目を閉じ、感覚を研ぎ澄ますアサシンの頬に傷が走る。相手は完全に自分達を…サーヴァントを見下しての攻撃だ。ジワジワと獲物を追い詰めているつもりだろうが、彼らはただの人間ではない。
それを思い知らせるために、アサシンは待つ。相手が自分の射程距離へと迫る瞬間を。
(…………捉えたっ!!)
アサシン唯一無二の奥義『秘剣・燕返し』
多重次元屈折現象により3つの異なる斬撃を同時に打ち出し、相手に回避を許さない技である。

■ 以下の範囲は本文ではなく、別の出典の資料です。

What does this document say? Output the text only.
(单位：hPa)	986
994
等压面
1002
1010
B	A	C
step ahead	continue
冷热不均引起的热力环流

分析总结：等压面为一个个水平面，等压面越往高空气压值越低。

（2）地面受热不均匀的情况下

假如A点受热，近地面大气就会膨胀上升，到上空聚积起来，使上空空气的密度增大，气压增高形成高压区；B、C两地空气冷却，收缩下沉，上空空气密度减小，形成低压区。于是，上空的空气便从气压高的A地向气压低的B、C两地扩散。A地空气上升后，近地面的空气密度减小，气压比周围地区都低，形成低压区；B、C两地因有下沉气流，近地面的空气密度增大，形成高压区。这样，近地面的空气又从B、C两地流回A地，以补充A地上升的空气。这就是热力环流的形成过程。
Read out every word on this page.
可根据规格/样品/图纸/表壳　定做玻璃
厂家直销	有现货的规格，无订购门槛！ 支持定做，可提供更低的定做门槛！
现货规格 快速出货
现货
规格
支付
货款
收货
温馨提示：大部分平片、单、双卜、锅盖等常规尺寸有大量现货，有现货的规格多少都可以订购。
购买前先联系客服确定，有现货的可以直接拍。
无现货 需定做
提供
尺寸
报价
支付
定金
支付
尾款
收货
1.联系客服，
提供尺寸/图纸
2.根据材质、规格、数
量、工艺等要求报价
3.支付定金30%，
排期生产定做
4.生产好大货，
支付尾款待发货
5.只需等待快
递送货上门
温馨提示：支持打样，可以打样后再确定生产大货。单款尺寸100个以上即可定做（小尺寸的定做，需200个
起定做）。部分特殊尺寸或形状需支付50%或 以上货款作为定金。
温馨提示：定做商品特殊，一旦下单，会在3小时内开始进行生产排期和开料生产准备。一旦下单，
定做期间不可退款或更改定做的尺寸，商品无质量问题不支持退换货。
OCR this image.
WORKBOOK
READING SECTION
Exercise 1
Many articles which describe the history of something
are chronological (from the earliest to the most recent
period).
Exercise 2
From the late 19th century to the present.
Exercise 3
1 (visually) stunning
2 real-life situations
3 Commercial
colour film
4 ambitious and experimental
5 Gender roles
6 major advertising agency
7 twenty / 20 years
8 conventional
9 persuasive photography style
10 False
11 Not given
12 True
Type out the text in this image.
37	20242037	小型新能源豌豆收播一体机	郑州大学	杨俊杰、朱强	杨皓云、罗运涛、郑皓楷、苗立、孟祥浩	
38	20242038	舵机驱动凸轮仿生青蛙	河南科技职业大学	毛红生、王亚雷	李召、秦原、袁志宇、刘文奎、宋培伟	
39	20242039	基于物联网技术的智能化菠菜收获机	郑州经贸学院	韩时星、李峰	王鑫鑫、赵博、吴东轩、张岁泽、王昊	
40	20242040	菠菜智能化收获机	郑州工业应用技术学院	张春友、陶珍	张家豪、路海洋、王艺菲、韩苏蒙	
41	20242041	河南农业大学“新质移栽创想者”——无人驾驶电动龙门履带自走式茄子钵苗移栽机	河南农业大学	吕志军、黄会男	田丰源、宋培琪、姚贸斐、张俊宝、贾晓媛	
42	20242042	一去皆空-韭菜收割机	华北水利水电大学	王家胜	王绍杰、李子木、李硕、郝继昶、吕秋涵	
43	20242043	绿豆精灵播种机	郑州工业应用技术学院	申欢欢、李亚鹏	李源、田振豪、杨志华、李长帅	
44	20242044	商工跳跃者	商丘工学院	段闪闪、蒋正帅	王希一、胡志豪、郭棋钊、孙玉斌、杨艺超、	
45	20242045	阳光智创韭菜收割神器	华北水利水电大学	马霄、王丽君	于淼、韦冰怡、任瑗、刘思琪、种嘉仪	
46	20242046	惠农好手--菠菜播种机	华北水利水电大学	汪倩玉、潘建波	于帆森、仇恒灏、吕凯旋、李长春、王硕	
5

だが―――
「なっ…」
刀を振り下ろしたと同時に、アサシンの背中から鮮血が舞う。刀を杖替わりにして膝を付くことなく踏みとどまったアサシンの耳に、あざ笑う獣の声が響く。
「ハハハははハ…人間ニしてハ中々の攻撃ダ…先程ヨりスピードを上げなケれば危なかッたゾ!!」
「野郎…さらに加速したってのか?」
アサシンの背後に回って辺りの気配を探るランサーは焦り始めた。聖杯の泥を飲み込んだことで高速移動を得意としていたバラオムのスピードはもはや神速まで上り詰めている。俊敏性を誇る自分とアサシンすら手玉に取られるこの状況をどう対処するべきか…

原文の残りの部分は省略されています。